L’organisation a également été accusée d’être trop déférente envers la Chine tout au long de l’étude, qui a été co-écrite par 17 scientifiques chinois – plusieurs d’entre eux provenant d’institutions publiques.

Les membres du Comité des affaires étrangères de la Chambre, qui enquête depuis longtemps sur les origines de la pandémie, ont reçu un briefing confidentiel sur la question la semaine dernière, selon une source proche du dossier. La source a refusé de dire si le rapport du renseignement mentionnant les chercheurs hospitalisés avait été discuté lors du briefing.

Les responsables actuels et anciens du renseignement disent que l’idée que le virus a été accidentellement déchaîné du laboratoire de Wuhan est raisonnable, bien qu’ils avertissent qu’il n’y a pas d’évaluation de confiance élevée de cette possibilité.

Dans les derniers jours de l’administration Trump, l’ancien secrétaire d’État Mike Pompeo s’est penché sur la possibilité que le virus fuit de l’Institut de virologie de Wuhan, ou WIV. Bien que les renseignements ne soient pas concluants, Pompeo a publié une fiche d’information indiquant que les États-Unis avaient des preuves que les chercheurs du WIV avaient été malades à l’automne 2019 avec des symptômes de type Covid et que le laboratoire, où le coronavirus avait été étudié chez les chauves-souris, avait un histoire de la recherche militaire.

Le processus de déclassification des renseignements dans cette fiche d’information a pris beaucoup de temps et certains détails ont été effacés de la version finale qui a été publiée, ont déclaré à CNN des sources proches du processus.

En revanche, l’administration Biden n’a déclassifié aucun renseignement concernant les origines de Covid-19 et n’a pas indiqué son intention de le faire.

L’un des défis dans le développement de toute certitude est l’accès au laboratoire lui-même. La Chine a retardé l’accès aux enquêteurs internationaux pendant des mois après l’épidémie initiale, garantissant pratiquement que le laboratoire avait été nettoyé en profondeur avant qu’une analyse médico-légale puisse être effectuée, et les enquêteurs n’étaient pas non plus autorisés à consulter les journaux de données originaux qui, selon les scientifiques, seraient essentiels à la compréhension. les origines du virus.

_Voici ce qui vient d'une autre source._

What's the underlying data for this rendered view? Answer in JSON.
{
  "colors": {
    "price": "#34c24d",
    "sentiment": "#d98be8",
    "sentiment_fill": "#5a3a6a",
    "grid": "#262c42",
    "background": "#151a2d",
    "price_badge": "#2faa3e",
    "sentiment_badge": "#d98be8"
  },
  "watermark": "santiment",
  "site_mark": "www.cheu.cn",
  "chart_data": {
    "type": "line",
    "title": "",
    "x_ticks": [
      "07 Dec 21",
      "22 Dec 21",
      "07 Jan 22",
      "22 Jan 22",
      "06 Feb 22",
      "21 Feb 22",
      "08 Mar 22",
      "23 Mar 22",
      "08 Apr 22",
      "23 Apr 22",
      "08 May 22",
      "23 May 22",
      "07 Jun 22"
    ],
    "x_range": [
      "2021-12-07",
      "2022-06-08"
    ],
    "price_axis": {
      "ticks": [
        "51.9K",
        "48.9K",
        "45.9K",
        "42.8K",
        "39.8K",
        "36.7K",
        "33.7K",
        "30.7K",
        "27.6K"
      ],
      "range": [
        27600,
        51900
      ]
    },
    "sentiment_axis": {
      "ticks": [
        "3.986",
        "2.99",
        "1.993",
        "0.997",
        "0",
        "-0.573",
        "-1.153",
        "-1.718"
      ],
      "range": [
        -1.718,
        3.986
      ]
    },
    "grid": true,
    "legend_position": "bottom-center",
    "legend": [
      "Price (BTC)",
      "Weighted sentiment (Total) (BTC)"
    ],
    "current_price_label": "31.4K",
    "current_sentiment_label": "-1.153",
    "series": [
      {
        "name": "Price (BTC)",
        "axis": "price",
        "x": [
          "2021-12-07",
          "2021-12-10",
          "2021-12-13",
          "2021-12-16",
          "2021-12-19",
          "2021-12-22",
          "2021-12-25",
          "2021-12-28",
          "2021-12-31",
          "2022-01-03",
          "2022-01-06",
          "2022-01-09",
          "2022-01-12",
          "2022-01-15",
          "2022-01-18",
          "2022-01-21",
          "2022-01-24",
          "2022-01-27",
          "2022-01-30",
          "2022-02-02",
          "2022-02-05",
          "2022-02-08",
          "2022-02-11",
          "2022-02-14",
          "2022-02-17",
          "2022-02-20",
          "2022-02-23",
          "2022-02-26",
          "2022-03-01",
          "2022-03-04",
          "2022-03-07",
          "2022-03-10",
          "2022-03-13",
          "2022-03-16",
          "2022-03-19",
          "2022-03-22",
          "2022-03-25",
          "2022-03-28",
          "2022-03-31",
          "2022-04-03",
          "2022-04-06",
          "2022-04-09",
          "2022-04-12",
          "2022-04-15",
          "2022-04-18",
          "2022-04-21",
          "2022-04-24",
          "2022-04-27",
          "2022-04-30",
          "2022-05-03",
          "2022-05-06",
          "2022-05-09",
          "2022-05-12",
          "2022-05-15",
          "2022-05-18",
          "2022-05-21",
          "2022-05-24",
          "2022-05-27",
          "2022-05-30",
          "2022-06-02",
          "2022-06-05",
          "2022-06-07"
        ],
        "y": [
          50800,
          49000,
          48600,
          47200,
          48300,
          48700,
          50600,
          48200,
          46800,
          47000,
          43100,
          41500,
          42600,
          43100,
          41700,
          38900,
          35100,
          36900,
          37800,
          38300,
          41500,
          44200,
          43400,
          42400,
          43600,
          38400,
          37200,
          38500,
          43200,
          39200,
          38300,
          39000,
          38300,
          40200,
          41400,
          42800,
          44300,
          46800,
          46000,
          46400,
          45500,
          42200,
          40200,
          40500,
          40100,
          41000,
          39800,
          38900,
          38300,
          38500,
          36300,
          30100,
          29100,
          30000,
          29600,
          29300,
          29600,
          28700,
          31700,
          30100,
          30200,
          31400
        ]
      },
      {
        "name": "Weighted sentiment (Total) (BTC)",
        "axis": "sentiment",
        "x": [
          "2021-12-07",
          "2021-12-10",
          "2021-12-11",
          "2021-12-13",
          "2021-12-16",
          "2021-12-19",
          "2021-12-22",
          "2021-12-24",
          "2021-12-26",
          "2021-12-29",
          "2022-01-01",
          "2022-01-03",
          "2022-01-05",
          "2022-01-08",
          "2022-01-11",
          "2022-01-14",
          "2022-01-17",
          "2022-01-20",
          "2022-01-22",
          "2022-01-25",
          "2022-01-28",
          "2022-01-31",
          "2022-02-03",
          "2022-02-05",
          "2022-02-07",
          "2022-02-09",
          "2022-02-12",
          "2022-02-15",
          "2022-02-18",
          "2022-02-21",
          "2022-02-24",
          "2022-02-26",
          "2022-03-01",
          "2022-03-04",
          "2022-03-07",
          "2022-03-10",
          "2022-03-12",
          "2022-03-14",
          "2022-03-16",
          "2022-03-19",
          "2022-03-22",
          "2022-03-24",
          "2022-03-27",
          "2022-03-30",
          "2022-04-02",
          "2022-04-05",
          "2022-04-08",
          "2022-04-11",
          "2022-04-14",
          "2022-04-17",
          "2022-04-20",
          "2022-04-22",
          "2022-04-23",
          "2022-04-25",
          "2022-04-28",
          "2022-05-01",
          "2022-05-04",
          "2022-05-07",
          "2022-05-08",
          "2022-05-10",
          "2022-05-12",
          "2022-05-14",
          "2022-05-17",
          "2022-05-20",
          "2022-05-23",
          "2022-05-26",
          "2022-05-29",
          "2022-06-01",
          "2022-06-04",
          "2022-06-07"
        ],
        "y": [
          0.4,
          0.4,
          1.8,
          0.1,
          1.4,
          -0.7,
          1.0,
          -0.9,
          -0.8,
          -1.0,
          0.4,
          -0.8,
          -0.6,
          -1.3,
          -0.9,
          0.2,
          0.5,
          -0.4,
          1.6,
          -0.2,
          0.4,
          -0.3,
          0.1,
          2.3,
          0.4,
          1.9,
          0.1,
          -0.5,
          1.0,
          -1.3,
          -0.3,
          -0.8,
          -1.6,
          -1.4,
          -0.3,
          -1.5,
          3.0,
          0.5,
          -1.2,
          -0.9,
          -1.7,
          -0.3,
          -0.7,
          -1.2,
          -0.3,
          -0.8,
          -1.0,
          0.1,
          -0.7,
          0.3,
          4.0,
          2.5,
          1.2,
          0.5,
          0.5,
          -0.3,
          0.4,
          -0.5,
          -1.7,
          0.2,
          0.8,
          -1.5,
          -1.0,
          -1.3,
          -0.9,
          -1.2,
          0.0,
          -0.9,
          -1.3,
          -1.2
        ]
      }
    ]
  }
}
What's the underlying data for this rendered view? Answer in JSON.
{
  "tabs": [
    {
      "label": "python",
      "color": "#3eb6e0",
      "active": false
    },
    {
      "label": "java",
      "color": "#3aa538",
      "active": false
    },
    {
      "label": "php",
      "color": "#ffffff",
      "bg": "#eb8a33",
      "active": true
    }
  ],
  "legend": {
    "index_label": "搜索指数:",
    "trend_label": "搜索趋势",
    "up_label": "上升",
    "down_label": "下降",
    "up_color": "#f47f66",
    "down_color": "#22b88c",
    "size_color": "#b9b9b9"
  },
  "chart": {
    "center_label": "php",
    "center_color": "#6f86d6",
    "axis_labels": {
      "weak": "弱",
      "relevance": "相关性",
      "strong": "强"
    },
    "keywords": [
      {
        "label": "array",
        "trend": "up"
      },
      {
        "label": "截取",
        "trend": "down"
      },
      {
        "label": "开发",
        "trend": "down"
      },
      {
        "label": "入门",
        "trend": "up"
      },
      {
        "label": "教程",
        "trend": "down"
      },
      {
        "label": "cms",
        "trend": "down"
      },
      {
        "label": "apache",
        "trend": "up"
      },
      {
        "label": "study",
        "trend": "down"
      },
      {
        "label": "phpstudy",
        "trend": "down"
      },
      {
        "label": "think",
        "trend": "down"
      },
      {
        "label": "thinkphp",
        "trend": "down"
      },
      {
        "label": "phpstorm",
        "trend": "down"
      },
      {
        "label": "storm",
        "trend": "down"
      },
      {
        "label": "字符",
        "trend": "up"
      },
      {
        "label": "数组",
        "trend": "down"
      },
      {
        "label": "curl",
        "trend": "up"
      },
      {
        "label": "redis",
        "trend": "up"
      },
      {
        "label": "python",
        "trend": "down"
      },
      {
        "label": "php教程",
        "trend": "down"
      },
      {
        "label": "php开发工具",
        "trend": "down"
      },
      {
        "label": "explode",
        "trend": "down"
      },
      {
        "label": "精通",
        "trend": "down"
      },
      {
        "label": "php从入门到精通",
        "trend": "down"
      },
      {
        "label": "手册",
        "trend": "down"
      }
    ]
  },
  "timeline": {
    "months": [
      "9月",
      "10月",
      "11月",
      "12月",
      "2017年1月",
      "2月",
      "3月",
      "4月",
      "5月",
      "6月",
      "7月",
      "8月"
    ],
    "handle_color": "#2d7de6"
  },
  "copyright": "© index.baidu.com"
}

Un moyen essentiel pour trouver une réponse serait d’effectuer un séquençage génétique sur les échantillons originaux sur lesquels le personnel du laboratoire de Wuhan travaillait. Mais « les Chinois ne permettront jamais cela », a déclaré une personne familière avec l’intelligence sous-jacente.

«Ma conviction personnelle est que nous ne connaîtrons jamais la réponse à cela», a déclaré cette personne. « Et la réponse ne sera pas découverte par la CIA, car cela suggérerait que les Chinois la recherchent eux-mêmes », ce que cette personne a dit ne pas être.

« Si la réponse existe, elle ne sera pas trouvée par les espions traditionnels », a ajouté cette personne.